Metabones adapter, reduces focal length and increases F-Stop for mirrorless cameras.

Same size hole equals...same aperture value?

F-stop is a ratio of the focal length relative to the lens aperture.

Consider an 18-55 mm f/3.5-5.6 kit lens.

At 18 mm and f/3.5 the diameter of the lens aperture is - 18/3.5 = 5.14 mm wide
At 55 mm and f/5.6 the diameter of the lens aperture is - 55/5.6 = 9.82 mm wide.
With the lens set to f/3.5 at 18 mm, the f-stop is not changed, and the lens is zoomed from 18 mm to 55 mm, the lens aperture actually gets larger.

This can be confusing, possibly because of the lack of distinction between the physical lens opening and the entrance pupil. The f-number (which is a defined term) is calculated from the diameter of the entrance pupil, not the diameter of the physical opening. The entrance pupil is the image of the physical opening as seen from the front of the lens. Because it is an image, its magnification can change as the front lens elements move during zooming, thus the size of the entrance pupil can change even though the physical aperture remains the same. This effect happens with both variable aperture and constant aperture zooms. It may be combined with some change in the physical aperture.

The Angenieux adapters were for video/film zoom lenses - ie things that cost tens of thousands of dollars. Even though I had a few Angenieux zooms I decided they weren't for me, and I don't think they were widely used.
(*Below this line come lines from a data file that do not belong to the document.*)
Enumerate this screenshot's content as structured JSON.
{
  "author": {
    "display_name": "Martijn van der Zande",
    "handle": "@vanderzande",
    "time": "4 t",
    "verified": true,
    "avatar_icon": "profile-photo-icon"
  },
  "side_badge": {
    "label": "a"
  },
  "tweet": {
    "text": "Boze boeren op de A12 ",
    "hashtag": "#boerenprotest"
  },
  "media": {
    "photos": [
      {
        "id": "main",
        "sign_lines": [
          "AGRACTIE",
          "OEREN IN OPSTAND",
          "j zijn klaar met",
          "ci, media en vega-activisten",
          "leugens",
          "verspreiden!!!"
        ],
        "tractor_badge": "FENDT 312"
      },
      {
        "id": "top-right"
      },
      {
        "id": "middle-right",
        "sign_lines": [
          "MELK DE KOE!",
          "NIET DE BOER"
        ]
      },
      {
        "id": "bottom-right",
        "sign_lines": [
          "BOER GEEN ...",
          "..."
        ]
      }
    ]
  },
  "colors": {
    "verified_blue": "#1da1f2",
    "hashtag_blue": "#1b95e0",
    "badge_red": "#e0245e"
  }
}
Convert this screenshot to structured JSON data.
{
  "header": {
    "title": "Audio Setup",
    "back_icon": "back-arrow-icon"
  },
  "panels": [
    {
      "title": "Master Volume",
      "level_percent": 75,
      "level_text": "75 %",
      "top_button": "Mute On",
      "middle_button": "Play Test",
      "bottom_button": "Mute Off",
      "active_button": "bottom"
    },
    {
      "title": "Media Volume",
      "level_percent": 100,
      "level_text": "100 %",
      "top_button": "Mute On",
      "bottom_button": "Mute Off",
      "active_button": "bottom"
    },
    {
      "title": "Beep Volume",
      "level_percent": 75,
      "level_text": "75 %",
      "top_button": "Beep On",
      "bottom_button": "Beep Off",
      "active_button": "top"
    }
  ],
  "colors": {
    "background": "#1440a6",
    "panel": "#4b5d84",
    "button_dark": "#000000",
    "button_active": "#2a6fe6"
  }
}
The Metabones website does mention other lens mounts and other camera mounts. The m4/3 version has different optics from the E-mount version. Brian Caldwell has optimized the optics for the different formats.
 
I wonder if they'll make one for Nikons F mount. It would be great for hobbyist trying to work a DX camera indoors with tight surroundings.

Was the E series body a regular F mount design as far as converter-to-body? Or was the converter a non removeable piece of the camera body?

The "Reduction Optics" were integral to the body, behind the mirror. This was a regular F-Mount camera, basically a Nikon F4 in a new housing.
 
The Nikon E appears to have used a relay lens system - ie it relayed the normal image to a new image plane well behind the old one. The optics lay at and behind the original image plane, as far as I can tell / understand the principle. This is optically quite different from the Metabones reducer which sits right behind the main lens, in front of the original image plane.
 
The Nikon E series used both relay and reduction. The full-frame image circle was reduced to a 2/3" CCD. The increase in intensity was expressed as ISO, which was set at "800" for a base for the light meter. The actual sensitivity of the CCD was closer to ISO 50. The relay lens was at the image plane. As stated, "it did something similar" in that in reduced the image circle of the full-frame lens to a detector that was much smaller, and had a big increase in effective ISO as a result.